Just annoyed with TT support really they are basically saying your getting above the "BT Wholesale" estimate [censored] off were not going to help you :/
There is a very fine line to be drawn here.
In FTTC, most people do not suffer from physical line problems with the service, so there is little work needed to rectify such faults. It does happen to some people, but support staff don't get too much practice at dealing with problems like that.
In truth, we're all largely "early adopters" still, so we're getting put onto cabinets that don't yet have much take-up. The combination of early-adoption, and largely good quality lines means that most people are seeing speeds higher than the estimates. For now.
However, the biggest factor that will affect our speeds isn't a physical problem with the line, but is crosstalk - the signal for other subscribers that appears as noise to our modem. As take-up increases, the noise increases, and the effect on our modem increases too.
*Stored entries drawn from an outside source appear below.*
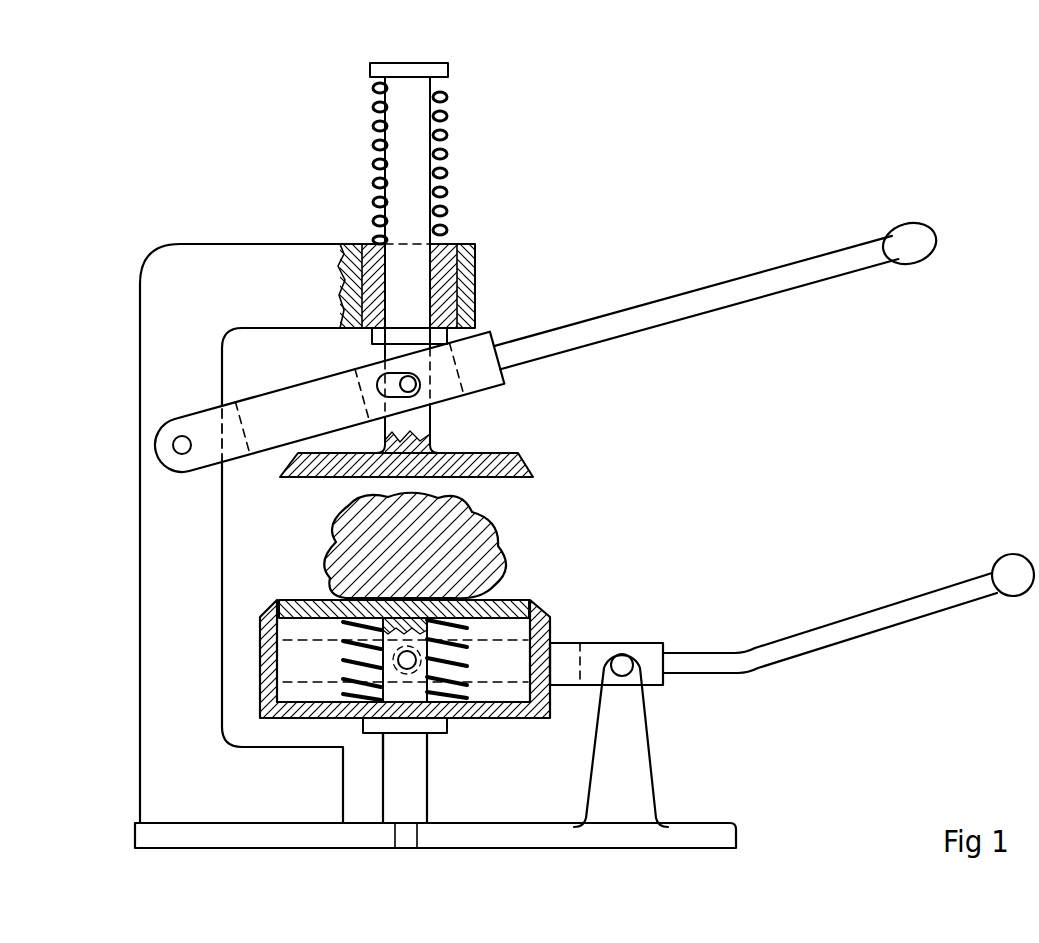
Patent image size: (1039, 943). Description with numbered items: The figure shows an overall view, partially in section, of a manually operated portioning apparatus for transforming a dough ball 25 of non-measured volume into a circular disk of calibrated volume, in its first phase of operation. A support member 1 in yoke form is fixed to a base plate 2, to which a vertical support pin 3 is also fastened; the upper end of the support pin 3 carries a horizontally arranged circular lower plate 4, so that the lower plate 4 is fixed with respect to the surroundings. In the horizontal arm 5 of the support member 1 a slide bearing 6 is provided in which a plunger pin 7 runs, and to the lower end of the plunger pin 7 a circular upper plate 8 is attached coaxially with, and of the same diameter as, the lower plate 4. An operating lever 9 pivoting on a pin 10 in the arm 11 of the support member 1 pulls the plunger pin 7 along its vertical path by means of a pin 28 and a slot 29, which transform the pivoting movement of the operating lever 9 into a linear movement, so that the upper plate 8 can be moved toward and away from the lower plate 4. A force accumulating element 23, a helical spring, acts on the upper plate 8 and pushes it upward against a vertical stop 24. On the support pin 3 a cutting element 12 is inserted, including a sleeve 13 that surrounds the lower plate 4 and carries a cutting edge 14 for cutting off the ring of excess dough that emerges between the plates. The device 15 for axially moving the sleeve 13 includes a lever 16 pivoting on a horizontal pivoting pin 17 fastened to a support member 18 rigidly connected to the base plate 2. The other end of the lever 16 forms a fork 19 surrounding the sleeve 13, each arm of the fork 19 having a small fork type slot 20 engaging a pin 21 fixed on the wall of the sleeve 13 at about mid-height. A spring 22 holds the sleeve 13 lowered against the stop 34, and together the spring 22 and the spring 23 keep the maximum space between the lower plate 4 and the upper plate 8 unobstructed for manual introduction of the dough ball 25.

The support member 1 is at (165, 343).
The base plate 2 is at (726, 840).
The support pin 3 is at (415, 768).
The lower plate 4 is at (520, 604).
The horizontal arm 5 is at (292, 268).
The slide bearing 6 is at (465, 250).
The plunger pin 7 is at (410, 178).
The upper plate 8 is at (520, 457).
The operating lever 9 is at (867, 250).
The pin 10 is at (182, 445).
The arm 11 is at (160, 527).
The cutting element 12 is at (580, 615).
The sleeve 13 is at (258, 638).
The cutting edge 14 is at (340, 622).
The device for moving 15 is at (768, 622).
The lever 16 is at (918, 602).
The pivoting pin 17 is at (647, 683).
The support member 18 is at (638, 762).
The fork 19 is at (562, 688).
The fork type slot 20 is at (383, 735).
The pin 21 is at (398, 668).
The spring 22 is at (383, 648).
The force accumulating element 23 is at (443, 103).
The vertical stop 24 is at (375, 336).
The dough ball 25 is at (482, 526).
The pin 28 is at (412, 380).
The slot 29 is at (420, 398).
The stop 34 is at (445, 725).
Unfortunately, the effect is random, and can occur at any time - totally out of control of the ISPs or Openreach. It depends on your neighbours, and what they do.
The BT estimate seems to take into account a large amount of crosstalk, though not quite the theoretical worst-case amount.
So... we all need to expect that crosstalk will arrive, and increase, as take-up increases (and there's room for a lot more yet). We need to expect that the high speeds we initially see, the above-estimate speeds, will not stay. We need to expect that FEC and interleaving will become the norm, and could be added at any time.
Hence the fine line. Your slowdown could be due to a fully-expected increase in crosstalk, for which there is no remedy as yet. Or it could be caused by a physical fault.
In one case, it is pointless sending an engineer, and a waste of resources. In the other case, it might be worthwhile.
How else can we judge which case it is? The estimate is one reasonable way to do so.
I also heard that BT will investigate if there has been a 25% drop in speed within a 7 day period. I'm not sure if this is a current threhold, or one that only applied sometime in the past.
I thought FTTC could in theory handle speeds way above 80/20.
Yes, but it is still distance-limited.
The top downstream speed for 17MHz VDSL2 is theoretically around 170Mbps very close to the cabinet, without crosstalk. 100Mbps is possible at 400-500 metres, again without crosstalk. Unfortunately, crosstalk can take away half of those theoretical speeds.
Vectoring is a big solution to these, which is being trialled later this summer. It holds good promise, but we should expect it to take 2-4 more years to upgrade the BT network, if it gets the go-ahead.